Response to Access-Request [Документация VAS Experts]

Response to Access-Request

The response to the Radius Access-Request request being in the DHCP Radius proxy mode should contain both the IP address assignment, as well as the subscriber authorization parameters in the fastDPI, i.e. the policing profiles along with the VAS Experts DPI activated services (for details of mode compatibility see DHCP Proxy and L3 authorization). It should be taken into account that even if the subscriber is blocked (for example, due to lack of funds on the account), he needs to be assigned a valid IP address. In fact, we need to get answers to two questions:

  • for the DHCP: user IP address and network settings;
  • for the authorization: whether the user is authorized or not, what is his policing profile and activated services.

From the DHCP point of view, if the answer Access-Accept or Access-Reject contains the Framed-IP-Address attribute,then this response is interpreted as a successful IP address assignment to the user. In addition to the IP address, the following DHCP options are supported:

  • The subnet mask (opt1) is extracted from the Framed-IP-Netmask Radius attribute [9] .
  • MTU size (opt26) is extracted from the Framed-MTU Radius attribute [12].
  • The duration of the IP address leasing (opt51) is extracted from the Session-Timeout Radius attribute [27]
  • The default gateway address (opt3) is extracted from the VasExperts-DHCP-Gateway VSA attribute (vendor-id = 43823, attr-id = 42).
  • The static routing table (opt121) is extracted from the Radius Framed-Route attribute [22]. The Radius response can contain up to 16 Framed-Route attributes; the attribute format is 'CIDR-netmask gateway-IP <other data>', for example, '5.128.0.0/16 192.168.10.1' - the gateway for the 5.128.0.0/16 network is 192.168.10.1 ('other data' is ignored)
  • DNS server (opt6) is extracted from the VasExperts-DHCP-DNS VSA-attributes (vendor-id = 43823, attr-id = 41). A few (up to 16) VasExperts-DHCP-DNS attributes can be specified.

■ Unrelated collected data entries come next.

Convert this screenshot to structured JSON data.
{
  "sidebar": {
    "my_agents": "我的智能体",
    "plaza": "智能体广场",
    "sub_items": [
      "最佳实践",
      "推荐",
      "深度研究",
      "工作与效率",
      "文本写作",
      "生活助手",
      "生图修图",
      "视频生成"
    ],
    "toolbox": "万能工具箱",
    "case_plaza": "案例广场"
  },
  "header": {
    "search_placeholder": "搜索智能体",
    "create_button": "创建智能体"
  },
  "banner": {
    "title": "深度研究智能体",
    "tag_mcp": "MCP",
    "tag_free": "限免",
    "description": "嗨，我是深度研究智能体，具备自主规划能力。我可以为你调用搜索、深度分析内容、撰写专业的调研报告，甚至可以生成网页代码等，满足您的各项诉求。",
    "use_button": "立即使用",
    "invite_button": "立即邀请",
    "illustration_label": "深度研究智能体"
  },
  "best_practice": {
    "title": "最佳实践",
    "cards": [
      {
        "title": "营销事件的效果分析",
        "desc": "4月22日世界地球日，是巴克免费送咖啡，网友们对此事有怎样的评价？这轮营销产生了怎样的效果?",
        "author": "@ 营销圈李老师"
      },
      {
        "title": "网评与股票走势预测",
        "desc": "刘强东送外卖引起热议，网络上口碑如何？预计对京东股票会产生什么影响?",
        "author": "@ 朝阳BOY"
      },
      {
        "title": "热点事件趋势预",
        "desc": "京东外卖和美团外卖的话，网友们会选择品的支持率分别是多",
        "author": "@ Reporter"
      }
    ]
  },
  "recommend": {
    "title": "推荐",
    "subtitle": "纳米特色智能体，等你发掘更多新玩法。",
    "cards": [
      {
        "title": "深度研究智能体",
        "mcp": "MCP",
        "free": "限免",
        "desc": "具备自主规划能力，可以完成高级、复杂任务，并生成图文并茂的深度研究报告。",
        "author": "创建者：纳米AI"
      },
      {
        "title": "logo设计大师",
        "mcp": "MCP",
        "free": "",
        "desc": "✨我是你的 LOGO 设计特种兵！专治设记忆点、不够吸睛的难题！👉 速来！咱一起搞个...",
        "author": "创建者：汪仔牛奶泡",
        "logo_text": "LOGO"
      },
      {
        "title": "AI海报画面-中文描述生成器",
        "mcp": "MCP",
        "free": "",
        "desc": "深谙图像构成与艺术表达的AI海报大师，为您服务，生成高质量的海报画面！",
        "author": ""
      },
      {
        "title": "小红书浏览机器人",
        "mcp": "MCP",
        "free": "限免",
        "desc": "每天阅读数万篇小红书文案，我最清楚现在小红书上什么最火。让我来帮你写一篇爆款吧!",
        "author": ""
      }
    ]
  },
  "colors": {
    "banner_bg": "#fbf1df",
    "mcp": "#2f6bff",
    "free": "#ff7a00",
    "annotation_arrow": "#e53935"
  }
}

Other DHCP options can be specified by special VSA attributes.

DHCP parameters that are common to all users can be specified in the fastpcrf.conf configuration file:

  • dhcp_netmask - subnet mask
  • dhcp_gateway - default gateway address
  • dhcp_lease_time - The duration of the IP address leasing specified in seconds
  • dhcp_mtu - MTU size
  • dhcp_dns - DNS server address. Each DNS server is specified by a separate dhcp_dns configuration option. Up to 16 DNS servers can be configured

The principle of converting Radius attributes to the DHCP response option is simple: if the Radius response does not contain the corresponding attribute, then its value is taken from fastpcrf.conf, in case the corresponding option is not specified in the fastpcrf.conf then the DHCP option is not included in the response.

If the Radius response contains the Framed-IP-Address attribute, it means that the user is assigned the IP address, then the type of the response (i.e. the Access-Accept access permission or Access-Reject access denial) is analyzed and the attributes describing the subscriber policing profile and the list of activated services are extracted from the response, as described in the BRAS-L3 authorization section.

If the Radius response does not contain the Framed-IP-Address attribute, then it is considered that it is not possible to lease an IP address for the user. There are no responses being sent to user equipment, which, in DHCP terms, is equivalent to refusing in the IP address assignment. The authorization parameters are completely ignored.